In every trip, one hopes to find an event — a show, exhibit, event — which all by itself would make the entire trip worthwhile. In London, 2012, it might have been Pitchfork Disney, or shows by Paper Cinema or Silent Opera, or even a Punch & Judy show. In New York, 2013, it was Event Of A Thread, by Ann Hamilton at Park Avenue Armory. This trip? Well, it’s not over yet, but so far — as good as everything has been — I’d have to say this is it, The Brand New Ancients has set a new bar which will be hard for anything to surpass.

X was nearly speechless (and if you know X, that’s saying a lot). The 2,000 people who came to Manchester to see Prince performing in the arena next door to Contact Theatre may have thought they were seeing the best show in town that night, but they’d have been wrong. Tempest is a powerhouse performer and Brand New… is just that good of a piece.

Tempest starts out by asking us to accept a fairly simple premise:

In the old days
the myths were the stories we used to explain ourselves.
But how can we explain the way we hate ourselves,
the things we’ve made ourselves into,
the way we break ourselves in two,
the way we overcomplicate ourselves?
But we are still mythical.
We are still permanently trapped somewhere between the
heroic and the pitiful.
We are still godly;
that’s what makes us so monstrous.

We have jealousy
and tenderness and curses and gifts.
But the plight of a people who have forgotten their myths
and imagine that now is somehow all that there is
is a sorry plight,
all isolation and worry —
but the life in your veins
is godly, heroic.
You were born for greatness;
believe it.
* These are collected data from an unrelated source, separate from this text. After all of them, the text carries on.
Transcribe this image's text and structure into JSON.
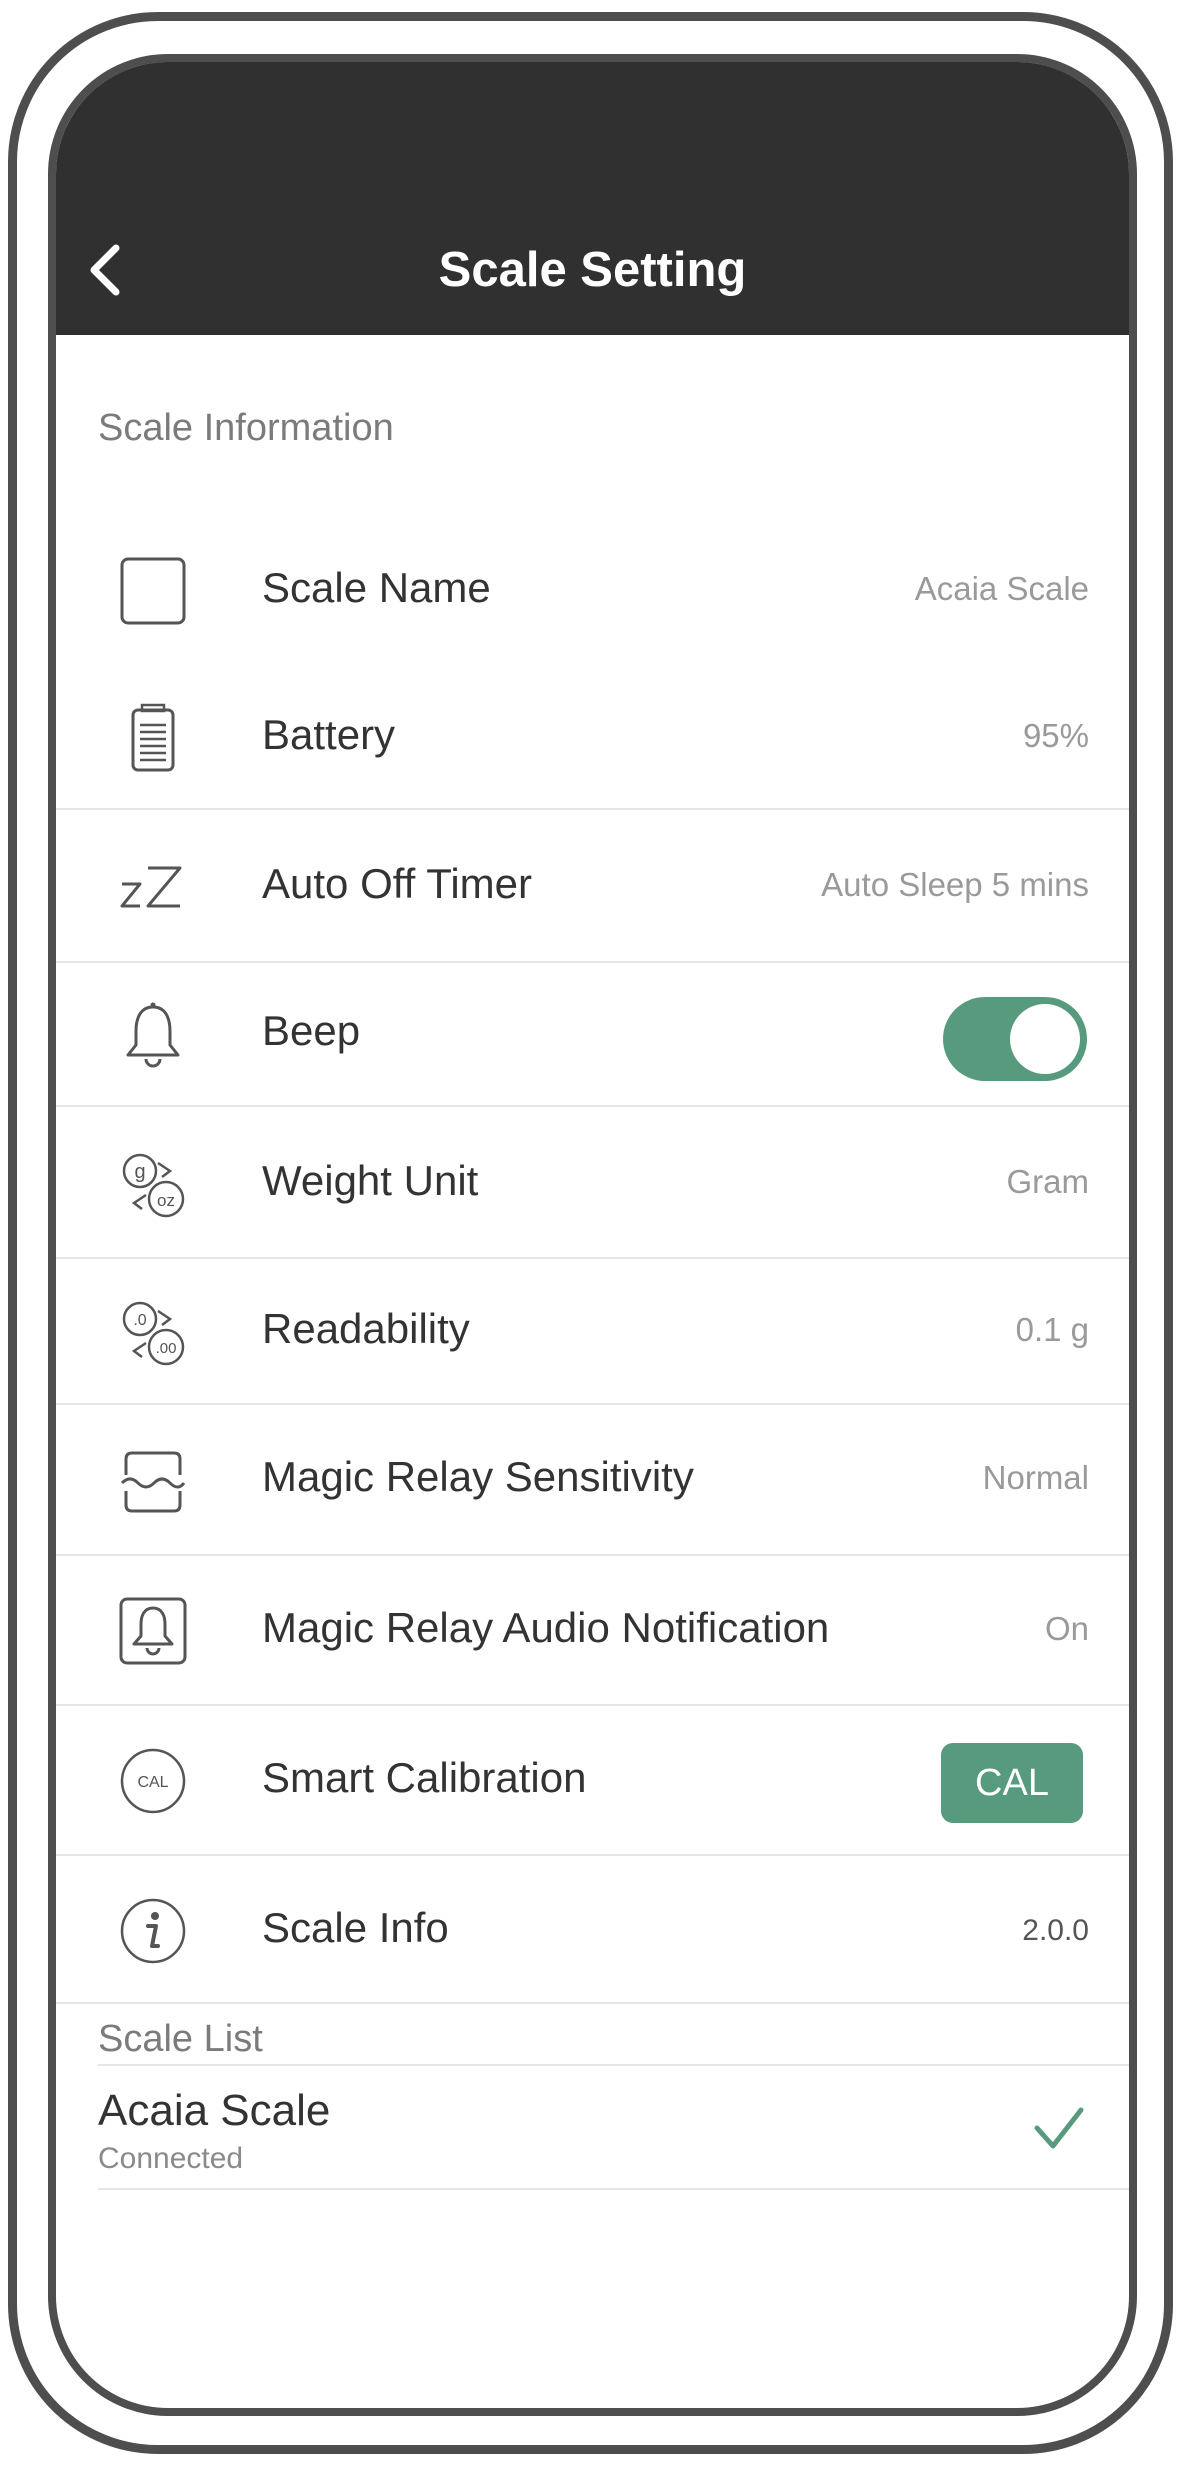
{
  "header": {
    "title": "Scale Setting"
  },
  "sections": {
    "info_label": "Scale Information",
    "list_label": "Scale List"
  },
  "rows": [
    {
      "label": "Scale Name",
      "value": "Acaia Scale",
      "icon": "square-icon"
    },
    {
      "label": "Battery",
      "value": "95%",
      "icon": "battery-icon"
    },
    {
      "label": "Auto Off Timer",
      "value": "Auto Sleep 5 mins",
      "icon": "sleep-zz-icon"
    },
    {
      "label": "Beep",
      "toggle_on": true,
      "icon": "bell-icon"
    },
    {
      "label": "Weight Unit",
      "value": "Gram",
      "icon": "unit-switch-icon"
    },
    {
      "label": "Readability",
      "value": "0.1 g",
      "icon": "readability-icon"
    },
    {
      "label": "Magic Relay Sensitivity",
      "value": "Normal",
      "icon": "relay-sensitivity-icon"
    },
    {
      "label": "Magic Relay Audio Notification",
      "value": "On",
      "icon": "bell-box-icon"
    },
    {
      "label": "Smart Calibration",
      "button": "CAL",
      "icon": "cal-circle-icon",
      "icon_text": "CAL"
    },
    {
      "label": "Scale Info",
      "value": "2.0.0",
      "icon": "info-icon"
    }
  ],
  "scale_list": [
    {
      "name": "Acaia Scale",
      "status": "Connected",
      "selected": true
    }
  ],
  "colors": {
    "header": "#303030",
    "accent": "#589a7d",
    "value_text": "#9a9a9a"
  }
}
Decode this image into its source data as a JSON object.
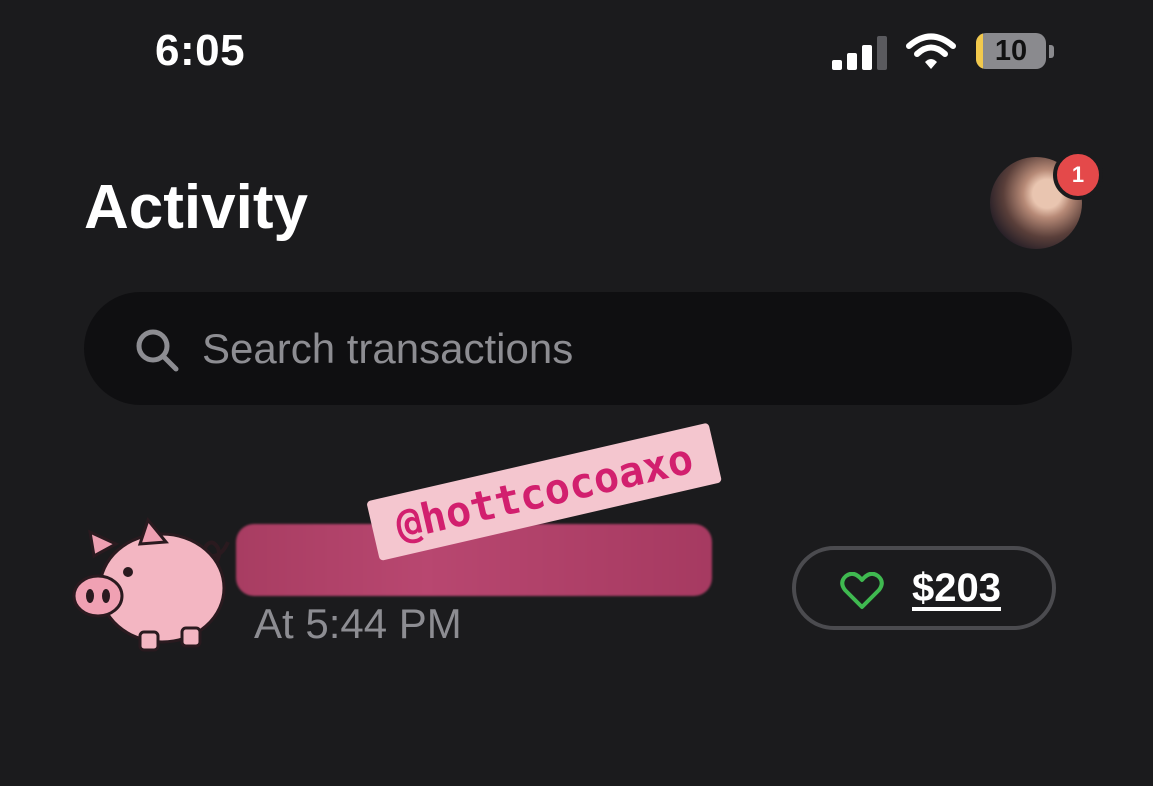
{
  "status_bar": {
    "time": "6:05",
    "battery_level": "10",
    "battery_fraction": 0.1,
    "battery_color": "#f2c94c",
    "signal_icon": "cellular-signal-icon",
    "wifi_icon": "wifi-icon"
  },
  "header": {
    "title": "Activity",
    "notification_count": "1",
    "badge_color": "#e4494a"
  },
  "search": {
    "placeholder": "Search transactions",
    "icon": "search-icon"
  },
  "transactions": [
    {
      "avatar_icon": "piggy-bank-icon",
      "name": "@hottcocoaxo",
      "time": "At 5:44 PM",
      "amount": "$203",
      "reaction_icon": "heart-icon",
      "reaction_color": "#3fb950"
    }
  ]
}
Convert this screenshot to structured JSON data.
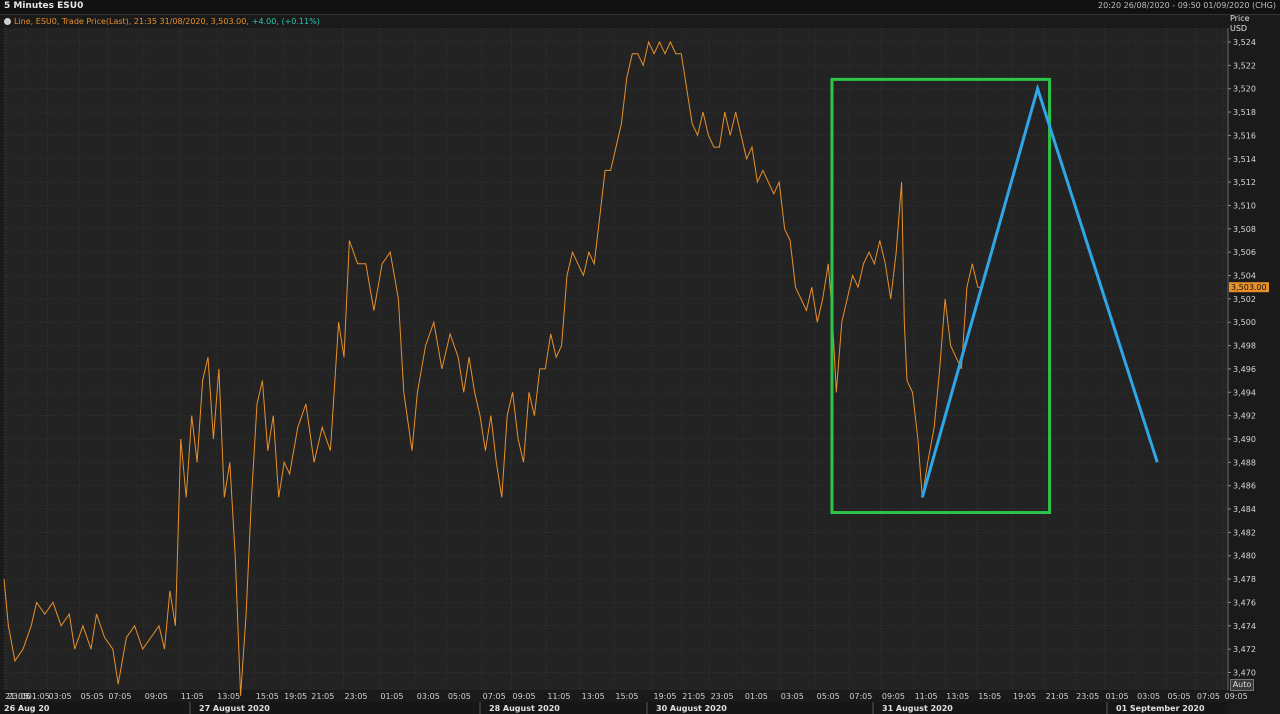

Know it
Take it from the tears of the poets.

The Gods are all here.
Because the gods are in us.

Tempest takes to the stage with her 4 piece ensemble behind her: Kwake Bass on percussion, Jo Gibson on Tuba, Natasha Zielzinski on cello and Emma Smith on violin. This band will provide the pulse beneath her words, and a pace through those portions where Tempest falls silent and recovers a bit. For hers is a titanic performance of mostly rapid fire delivery over an hour and twenty minutes. These silences from Tempest are rare, but necessary for her and for us.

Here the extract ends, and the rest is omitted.